Jonathan Brearley, the chief govt of Ofgem, has written to firm bosses warning them to “behave responsibly” as the value pressures ease within the wholesale energy markets.
The intervention got here after Jeremy Hunt, the chancellor, urged regulators final week to be certain companies had been passing value cuts on to customers, in an effort to handle the mounting value of residing disaster.
In an open letter to energy provider bosses on Tuesday, Brearley advised them that they need to “reciprocate” the help given to the sector by taxpayers over the previous yr.
The authorities stepped in final October to subsidise rising energy payments after wholesale costs surged within the months before and after Russia’s invasion of Ukraine in February, costing an estimated £27bn.
The energy disaster led to the collapse of 30 suppliers, with households having to choose up the price of transferring affected clients to different firms, which added an additional £94 to home energy payments final yr.
As suppliers failed Ofgem was broadly criticised for failing to monitor the sector successfully, having allowed dozens of poorly capitalised suppliers to enter the market to enhance competitors.
It has since taken a harder method to financial resilience, together with new capital necessities, although critics imagine it ought to go additional.

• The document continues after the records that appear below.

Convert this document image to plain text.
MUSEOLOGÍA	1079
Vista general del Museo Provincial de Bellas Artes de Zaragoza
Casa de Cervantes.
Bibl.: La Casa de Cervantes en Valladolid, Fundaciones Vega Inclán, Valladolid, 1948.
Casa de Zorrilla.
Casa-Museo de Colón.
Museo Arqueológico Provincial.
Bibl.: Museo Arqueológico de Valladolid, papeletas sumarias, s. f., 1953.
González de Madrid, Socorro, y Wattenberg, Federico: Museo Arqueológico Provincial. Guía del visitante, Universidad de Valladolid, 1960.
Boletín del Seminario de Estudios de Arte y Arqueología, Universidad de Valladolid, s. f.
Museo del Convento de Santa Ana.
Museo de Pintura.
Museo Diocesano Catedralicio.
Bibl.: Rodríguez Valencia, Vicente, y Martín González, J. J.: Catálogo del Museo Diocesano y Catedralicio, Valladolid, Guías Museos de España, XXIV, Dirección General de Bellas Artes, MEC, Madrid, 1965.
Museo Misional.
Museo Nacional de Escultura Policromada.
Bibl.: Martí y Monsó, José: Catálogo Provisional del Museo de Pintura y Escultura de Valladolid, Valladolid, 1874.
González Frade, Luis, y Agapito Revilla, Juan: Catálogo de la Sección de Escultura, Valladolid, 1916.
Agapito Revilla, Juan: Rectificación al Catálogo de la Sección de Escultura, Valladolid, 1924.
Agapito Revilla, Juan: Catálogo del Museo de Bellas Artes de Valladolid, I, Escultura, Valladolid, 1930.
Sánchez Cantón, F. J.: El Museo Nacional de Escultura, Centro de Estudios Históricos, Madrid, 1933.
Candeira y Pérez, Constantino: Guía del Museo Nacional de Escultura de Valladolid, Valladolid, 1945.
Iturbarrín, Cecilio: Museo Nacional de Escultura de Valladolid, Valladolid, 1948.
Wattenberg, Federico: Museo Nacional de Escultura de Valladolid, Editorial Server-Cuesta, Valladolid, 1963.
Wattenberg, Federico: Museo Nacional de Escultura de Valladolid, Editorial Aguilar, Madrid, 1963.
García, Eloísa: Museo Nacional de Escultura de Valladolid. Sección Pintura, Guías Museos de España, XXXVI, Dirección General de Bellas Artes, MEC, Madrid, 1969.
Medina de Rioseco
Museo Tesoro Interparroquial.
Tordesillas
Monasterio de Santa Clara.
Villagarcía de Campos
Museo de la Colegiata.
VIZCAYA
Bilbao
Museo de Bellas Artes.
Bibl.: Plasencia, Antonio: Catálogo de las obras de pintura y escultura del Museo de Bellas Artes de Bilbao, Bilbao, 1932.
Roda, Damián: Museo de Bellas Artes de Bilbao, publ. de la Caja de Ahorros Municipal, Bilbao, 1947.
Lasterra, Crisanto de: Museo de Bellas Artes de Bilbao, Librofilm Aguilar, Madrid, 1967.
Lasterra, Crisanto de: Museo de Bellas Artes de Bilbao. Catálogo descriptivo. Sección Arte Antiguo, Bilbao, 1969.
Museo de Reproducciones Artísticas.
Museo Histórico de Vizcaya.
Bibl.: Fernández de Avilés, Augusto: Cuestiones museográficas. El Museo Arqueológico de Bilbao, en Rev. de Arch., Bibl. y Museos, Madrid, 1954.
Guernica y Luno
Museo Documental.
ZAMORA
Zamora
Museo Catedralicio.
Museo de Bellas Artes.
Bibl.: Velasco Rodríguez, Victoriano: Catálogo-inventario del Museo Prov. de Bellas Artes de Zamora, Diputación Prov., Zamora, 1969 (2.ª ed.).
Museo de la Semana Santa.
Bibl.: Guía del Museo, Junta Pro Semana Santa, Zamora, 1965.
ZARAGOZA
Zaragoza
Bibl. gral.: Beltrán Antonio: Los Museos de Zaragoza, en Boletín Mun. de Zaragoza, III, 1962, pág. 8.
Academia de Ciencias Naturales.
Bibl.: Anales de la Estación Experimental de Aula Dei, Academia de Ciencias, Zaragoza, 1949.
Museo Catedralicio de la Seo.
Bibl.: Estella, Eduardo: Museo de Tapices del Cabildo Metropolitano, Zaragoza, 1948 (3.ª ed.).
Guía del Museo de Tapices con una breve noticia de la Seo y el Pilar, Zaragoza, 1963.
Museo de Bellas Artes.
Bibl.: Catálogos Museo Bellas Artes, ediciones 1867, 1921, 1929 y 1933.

The regulator’s warning got here as energy costs are falling. From the start of July, the energy worth cap, which usually governs the quantity paid for gasoline and electrical energy payments for typical utilization, fell to £2,074 per yr, its lowest degree since April 2022.
However, the decrease degree nonetheless stays well above the pre-crisis average of just about £1,150 that means many households will nonetheless battle to pay their payments.
The newest worth cap degree consists of allowances for a barely larger revenue margin for retailers, from 1.9 per cent to 2.4 per cent. The enhance, which Ofgem argued was wanted to enhance financial resilience, is anticipated to add about £10 to common annual payments from October.
In the letter, Brearley acknowledged it was necessary to have an “energy sector where companies can make a reasonable profit” to guarantee a sustainable, aggressive market.
But he warned that “a return to the practices we saw before the energy crisis isn’t on the table — suppliers must reciprocate the support the sector was given by consumers and taxpayers when wholesale prices increased by behaving responsibly as prices fall and profits return”, including: “I expect no return to paying out dividends before a supplier has met those essential capital requirements.”
The letter didn’t point out particular person suppliers by identify. Following final yr’s market rout, the market is concentrated within the palms of enormous suppliers, corresponding to British Gas, owned by Centrica, in addition to EDF, Octopus Energy and Ovo.
The letter echoed an analogous one from Ofgem in May that warned suppliers that any dividend funds had to be “within an appropriately responsible framework”.
Energy UK, the trade commerce group, mentioned: “It’s right that the regulator ensures the financial resilience of companies operating in the retail market. It should be noted that in withstanding the energy crisis and an extended period of unprecedented volatility, those suppliers still operating have already demonstrated resilience and financial responsibility.
“The energy industry will continue to work closely with Ofgem and the government to ensure a sustainable retail sector over the long term.”